Alicia Hanrahan saw her friend and fellow official Kendall Hanley last week.
Through a closed glass door.
Hanrahan, an Eagan native who refereed at the Sochi Games, dropped off a present for Hanley, who embarked over the weekend for the Winter Olympics in Beijing. As a precaution during the pandemic, Hanley has been on strict quarantine protocols in her St. Louis Park home before she becomes a linesperson for the women's hockey games in China.
Hanley, a native of Raleigh, N.C., first found a love for the game watching the Stanley Cup playoffs on TV and playing street hockey. She went to a prep school in Massachusetts before playing four years of Division III hockey, first at Elmira College, then at SUNY-Oswego, where she got a degree in zoology. Once she graduated in 2009, she didn't think there was going to be much opportunity for women in hockey beyond that.
But when visiting her dad in Dallas in her final semester of school, a woman she met in a pickup game of hockey mentioned she was an official, and it opened up a whole new avenue of possibilities for Hanley.

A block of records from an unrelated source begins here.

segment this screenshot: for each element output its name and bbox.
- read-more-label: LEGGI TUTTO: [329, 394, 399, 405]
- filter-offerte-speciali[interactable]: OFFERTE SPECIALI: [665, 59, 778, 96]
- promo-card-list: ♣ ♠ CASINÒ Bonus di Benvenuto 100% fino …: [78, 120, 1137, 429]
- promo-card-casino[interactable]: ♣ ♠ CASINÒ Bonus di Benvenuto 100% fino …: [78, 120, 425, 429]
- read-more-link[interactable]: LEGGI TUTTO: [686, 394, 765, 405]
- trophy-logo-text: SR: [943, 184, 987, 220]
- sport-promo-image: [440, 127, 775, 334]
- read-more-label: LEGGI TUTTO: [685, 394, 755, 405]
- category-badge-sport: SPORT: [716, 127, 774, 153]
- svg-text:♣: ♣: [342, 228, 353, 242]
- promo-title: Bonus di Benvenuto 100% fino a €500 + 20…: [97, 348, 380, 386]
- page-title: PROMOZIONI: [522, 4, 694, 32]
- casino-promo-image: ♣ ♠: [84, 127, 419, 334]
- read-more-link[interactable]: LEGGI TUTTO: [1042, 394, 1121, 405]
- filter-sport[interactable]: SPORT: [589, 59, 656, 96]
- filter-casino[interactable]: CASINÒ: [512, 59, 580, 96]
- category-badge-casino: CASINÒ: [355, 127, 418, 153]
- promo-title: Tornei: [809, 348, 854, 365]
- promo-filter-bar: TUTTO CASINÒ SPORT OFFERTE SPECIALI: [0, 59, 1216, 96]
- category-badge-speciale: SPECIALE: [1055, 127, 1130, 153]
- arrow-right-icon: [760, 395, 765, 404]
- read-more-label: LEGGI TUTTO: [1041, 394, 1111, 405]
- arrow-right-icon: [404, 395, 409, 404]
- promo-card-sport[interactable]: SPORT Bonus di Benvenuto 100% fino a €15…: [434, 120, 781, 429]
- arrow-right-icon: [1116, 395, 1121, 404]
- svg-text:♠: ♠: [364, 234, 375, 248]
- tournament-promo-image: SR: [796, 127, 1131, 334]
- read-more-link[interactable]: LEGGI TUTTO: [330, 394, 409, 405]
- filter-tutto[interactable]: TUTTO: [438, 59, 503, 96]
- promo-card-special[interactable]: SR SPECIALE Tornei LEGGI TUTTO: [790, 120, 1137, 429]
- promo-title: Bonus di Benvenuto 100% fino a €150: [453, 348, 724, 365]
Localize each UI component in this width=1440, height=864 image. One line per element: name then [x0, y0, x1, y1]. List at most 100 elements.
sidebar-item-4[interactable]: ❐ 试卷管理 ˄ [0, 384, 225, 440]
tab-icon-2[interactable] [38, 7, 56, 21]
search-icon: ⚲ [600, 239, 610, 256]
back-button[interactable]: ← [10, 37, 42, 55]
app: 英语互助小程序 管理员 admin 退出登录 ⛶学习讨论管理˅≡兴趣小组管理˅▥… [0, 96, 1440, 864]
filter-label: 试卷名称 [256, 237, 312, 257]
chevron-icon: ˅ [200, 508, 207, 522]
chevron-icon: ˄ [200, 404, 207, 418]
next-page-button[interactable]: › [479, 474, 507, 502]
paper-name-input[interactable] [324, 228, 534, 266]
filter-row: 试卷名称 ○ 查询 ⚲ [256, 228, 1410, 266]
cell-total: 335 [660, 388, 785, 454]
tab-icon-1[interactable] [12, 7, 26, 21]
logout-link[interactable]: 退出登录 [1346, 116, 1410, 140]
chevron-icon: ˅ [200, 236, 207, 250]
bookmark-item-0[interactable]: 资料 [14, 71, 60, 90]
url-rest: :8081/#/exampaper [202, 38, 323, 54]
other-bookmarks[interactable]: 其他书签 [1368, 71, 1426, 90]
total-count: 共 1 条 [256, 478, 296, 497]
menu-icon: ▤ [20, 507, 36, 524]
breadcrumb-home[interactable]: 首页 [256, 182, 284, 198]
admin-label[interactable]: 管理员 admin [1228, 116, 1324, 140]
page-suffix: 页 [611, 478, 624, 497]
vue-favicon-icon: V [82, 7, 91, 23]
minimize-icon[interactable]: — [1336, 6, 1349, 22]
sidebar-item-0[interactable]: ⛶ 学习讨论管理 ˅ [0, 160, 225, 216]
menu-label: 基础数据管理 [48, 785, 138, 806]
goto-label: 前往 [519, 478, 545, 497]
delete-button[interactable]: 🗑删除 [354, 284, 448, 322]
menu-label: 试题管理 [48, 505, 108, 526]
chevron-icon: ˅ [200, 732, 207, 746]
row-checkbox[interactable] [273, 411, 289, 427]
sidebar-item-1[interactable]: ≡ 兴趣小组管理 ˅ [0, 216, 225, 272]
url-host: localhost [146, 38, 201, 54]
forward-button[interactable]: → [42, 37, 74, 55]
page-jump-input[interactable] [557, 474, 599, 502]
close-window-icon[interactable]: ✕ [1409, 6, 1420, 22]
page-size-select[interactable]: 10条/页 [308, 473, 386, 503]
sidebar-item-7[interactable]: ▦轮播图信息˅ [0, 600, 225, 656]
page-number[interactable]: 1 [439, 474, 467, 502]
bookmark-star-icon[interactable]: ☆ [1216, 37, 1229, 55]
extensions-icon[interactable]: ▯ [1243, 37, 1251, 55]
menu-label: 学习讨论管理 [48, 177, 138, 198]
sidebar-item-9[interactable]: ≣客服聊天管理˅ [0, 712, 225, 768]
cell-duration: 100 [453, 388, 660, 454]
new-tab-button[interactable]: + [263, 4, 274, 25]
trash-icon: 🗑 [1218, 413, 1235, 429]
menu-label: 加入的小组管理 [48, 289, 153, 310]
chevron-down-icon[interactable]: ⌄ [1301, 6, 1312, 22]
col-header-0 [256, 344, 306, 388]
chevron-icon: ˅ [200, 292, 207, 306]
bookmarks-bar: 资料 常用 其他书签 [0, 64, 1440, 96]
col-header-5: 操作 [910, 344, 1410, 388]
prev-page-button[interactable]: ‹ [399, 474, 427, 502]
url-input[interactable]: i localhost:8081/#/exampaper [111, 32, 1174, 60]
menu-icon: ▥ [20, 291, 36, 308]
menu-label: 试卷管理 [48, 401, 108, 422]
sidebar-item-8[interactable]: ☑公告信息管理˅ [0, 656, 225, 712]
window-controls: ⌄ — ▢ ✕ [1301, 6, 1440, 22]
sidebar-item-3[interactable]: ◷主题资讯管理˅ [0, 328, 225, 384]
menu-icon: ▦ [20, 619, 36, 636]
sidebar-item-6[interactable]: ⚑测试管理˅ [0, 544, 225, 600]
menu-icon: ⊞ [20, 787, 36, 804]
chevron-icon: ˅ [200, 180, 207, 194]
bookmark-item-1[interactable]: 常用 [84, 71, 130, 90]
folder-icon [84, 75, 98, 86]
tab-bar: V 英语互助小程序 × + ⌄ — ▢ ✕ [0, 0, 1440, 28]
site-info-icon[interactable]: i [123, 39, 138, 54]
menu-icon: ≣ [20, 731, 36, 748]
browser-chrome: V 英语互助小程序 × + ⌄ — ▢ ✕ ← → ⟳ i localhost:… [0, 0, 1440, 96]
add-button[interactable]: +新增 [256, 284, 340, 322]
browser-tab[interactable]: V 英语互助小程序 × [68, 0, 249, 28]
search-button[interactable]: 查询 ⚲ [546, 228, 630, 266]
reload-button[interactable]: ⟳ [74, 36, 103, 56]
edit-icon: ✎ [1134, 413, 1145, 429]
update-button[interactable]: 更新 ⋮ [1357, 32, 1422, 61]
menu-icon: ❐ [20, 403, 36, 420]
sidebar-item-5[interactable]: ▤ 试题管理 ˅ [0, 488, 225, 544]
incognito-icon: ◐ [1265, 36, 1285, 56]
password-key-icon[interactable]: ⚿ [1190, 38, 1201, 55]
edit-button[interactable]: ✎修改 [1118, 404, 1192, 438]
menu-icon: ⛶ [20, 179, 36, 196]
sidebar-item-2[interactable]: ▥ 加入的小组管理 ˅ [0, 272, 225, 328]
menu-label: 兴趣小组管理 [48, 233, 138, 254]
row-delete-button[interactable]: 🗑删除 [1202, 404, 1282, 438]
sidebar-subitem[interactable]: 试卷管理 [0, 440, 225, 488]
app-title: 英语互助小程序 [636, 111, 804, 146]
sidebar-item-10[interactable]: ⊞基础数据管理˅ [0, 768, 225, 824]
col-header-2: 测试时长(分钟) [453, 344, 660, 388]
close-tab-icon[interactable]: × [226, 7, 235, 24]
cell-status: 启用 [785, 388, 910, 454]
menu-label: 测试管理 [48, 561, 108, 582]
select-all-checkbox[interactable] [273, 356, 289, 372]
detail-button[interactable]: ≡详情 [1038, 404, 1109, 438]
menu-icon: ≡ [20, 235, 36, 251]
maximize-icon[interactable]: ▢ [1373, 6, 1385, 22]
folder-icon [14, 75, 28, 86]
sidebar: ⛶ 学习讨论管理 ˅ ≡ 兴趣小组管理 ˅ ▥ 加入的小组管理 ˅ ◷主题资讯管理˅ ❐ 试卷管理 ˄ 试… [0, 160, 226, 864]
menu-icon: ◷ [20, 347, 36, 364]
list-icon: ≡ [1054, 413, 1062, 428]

Since then, she's been moving up in the officiating ranks and bouncing around from Texas to Colorado to Illinois and finally to Minnesota five years ago when her partner's job relocated them here. Hanley has a dog-walking business — she has a yellow lab as well as a coop of chickens for her own pets — and also works for a local fresh pet food company.
Her main focus, though, has been preparing for this Olympic opportunity. She converted her one-car detached garage into a gym for the summer, using the alley as her running runway. For the winter, she commandeers her basement and skates on any of Minnesota's many outdoor rinks, working on her edge control.
"Everybody that's at this level on the athlete side, playing side, is extremely fit," Hanley said. "They're training day in, day out. So we've got to have the same fitness level. So I have a pretty regimented and intense training program that I built around my everyday life."